Creio que podemos pensar
neste conceito fora do contexto terapêutico, no dia-a-dia das vidas de pessoas
comuns, inseridas nesta nossa cultura que tanto privilegia os “aparentemente
saudáveis e felizes”.
Nos dias de hoje expressar
tristeza tornou-se um perigo. As pessoas
passam a olhar o que sofre como um fracassado em potencial, um ser que
certamente falhou, que não fez o seu melhor - o esperado para alguém que teve
todas as chances de ser feliz.
Neste olhar enviesado,
considera-se apenas o que o individuo deve ser capaz de fazer, descartando-se o
meio no qual ele está inserido, as relações que vive, os dramas que já
experienciou, todos os desamparos e sufocos com os quais se deparou.
Faz recordar a brilhante
analogia usada pela Psicóloga Ana Maria Mercês Bock, quando diz que a sociedade
exige que nos ergamos do pântano puxando nossos próprios cabelos...
Tornamo-nos nossos
terapeutas mágicos, capazes de, após a leitura de algum manual de autoajuda,
fazer verdadeiros milagres em nós mesmos.
E é por isso que o grande
tapete da vida segue engordando suas pontas, pois vamos varrendo para debaixo
dele nossas crises, nossos desgostos, nossas dúvidas e desesperos, apoiando-nos
no velho refrão: “Siga a vida e seja feliz!”.

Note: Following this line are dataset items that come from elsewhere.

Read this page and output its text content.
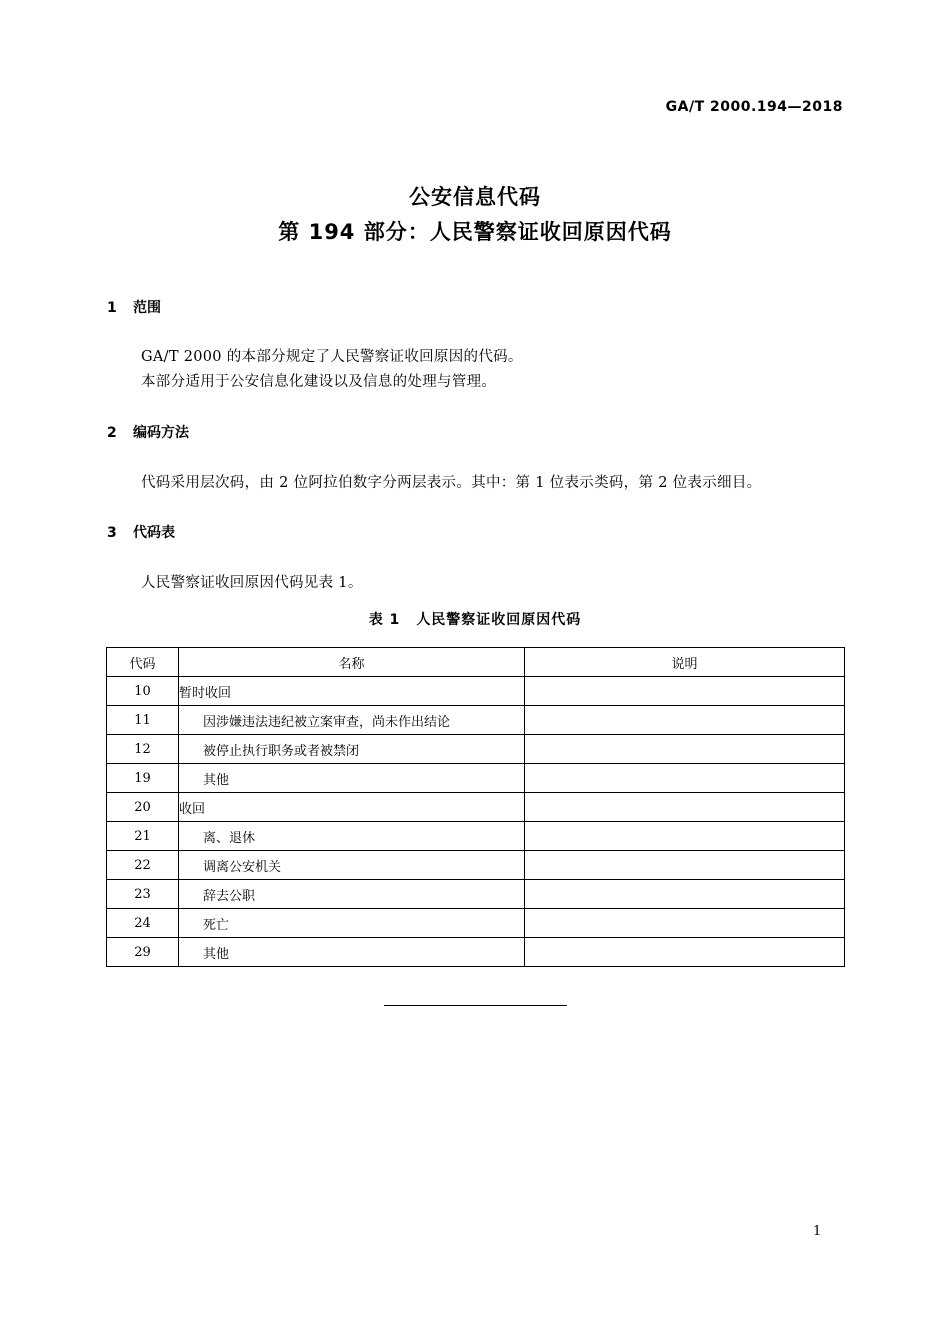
GA/T 2000.194—2018
公安信息代码
第 194 部分：人民警察证收回原因代码
1 范围
GA/T 2000 的本部分规定了人民警察证收回原因的代码。
本部分适用于公安信息化建设以及信息的处理与管理。
2 编码方法
代码采用层次码，由 2 位阿拉伯数字分两层表示。其中：第 1 位表示类码，第 2 位表示细目。
3 代码表
人民警察证收回原因代码见表 1。
表 1 人民警察证收回原因代码
代码	名称	说明
10	暂时收回	
11	因涉嫌违法违纪被立案审查，尚未作出结论	
12	被停止执行职务或者被禁闭	
19	其他	
20	收回	
21	离、退休	
22	调离公安机关	
23	辞去公职	
24	死亡	
29	其他	
1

Escondemos do mundo nossas
dores e, pior que isso, escondemos de nós mesmos estes monstros terríveis, pois
seria insuportável assumirmos o fracasso da tristeza diante dos olhares
atônitos de outros seres “felizes”, com seus tapetes rechonchudos.
A tristeza hoje é tratada
como sendo uma anomalia do ser, numa tremenda confusão entre conceitos e
sintomas, levando pessoas a acreditarem-se adoecidas, quando, na verdade, tais
sentimentos fazem parte da própria natureza, do caminho de crescimento de cada
um.
Não há nada de patológico
nisso, ao contrário.
Impossível evoluirmos psíquica
e espiritualmente sem nos lançarmos na incrível e temerosa aventura de irmos ao
encontro de nós mesmos. Sim, esta viagem nos causará dor, nos deixará tristes,
chateados por algum tempo. Porém, isso nada tem a ver com depressão – este mal
que estamos jogando no senso comum, acreditando que todos os que choram por
mais de três dias estejam acometidos por tal doença.
Considero que, no oba-oba
das redes sociais, nas repetidas saídas em baladas, no mergulhar no trabalho ou
em outras atividades sem fim, podemos constatar sintomas dos que fogem do
compromisso íntimo, dos que vivem a vida como personagens da revista “Caras”,
desfilando seus “sucessos” por aí.
Comportamentos que denotam
uma antiga frase usada por minha avó: “Por fora bela viola, por dentro, pão
bolorento”.
Se na Psicanálise a cura
destorcida fala sobre uma maquiagem psíquica que com o tempo desbota e
desaparece, nos dias atuais, esta ‘idolatria do ter’ e do ‘parecer ser’ acaba
por desembocar na mesma questão.
Não estamos bem porque
negamos o mal que há em nós.
Só quando decidirmos olhar
para as questões em aberto que carregamos nos porões da alma, conseguiremos
dar-lhes um sentido, podendo então fazer escolhas mais honestas, sem distorções
nem disfarces, com uma mudança robusta, vivendo de forma mais autêntica.
Não se iluda. Demoramos um
bom tempo e tivemos a intervenção de muitas pessoas para chegarmos até aqui na
forma como estamos.
Portanto, e sabendo que
milagres não existem, no caminho inverso desta trilha vivida não podemos crer
que em pouquíssimo tempo ou com medidas paliativas e romanescas – à la pão e
circo - iremos sanar as dores da alma.
Tempo e investimento são
as palavras de ordem.
E as lágrimas serão, neste
percurso, os sinais de contato com nossas profundezas.
Aceitemo-las como amigas
que chegam para regar nossas esperanças nos passos da grande viagem.
Não sei se estaremos
verdadeiramente curados no final desta estrada, mas certamente estaremos
transformados, o que será, sem dúvida, uma grande vitória.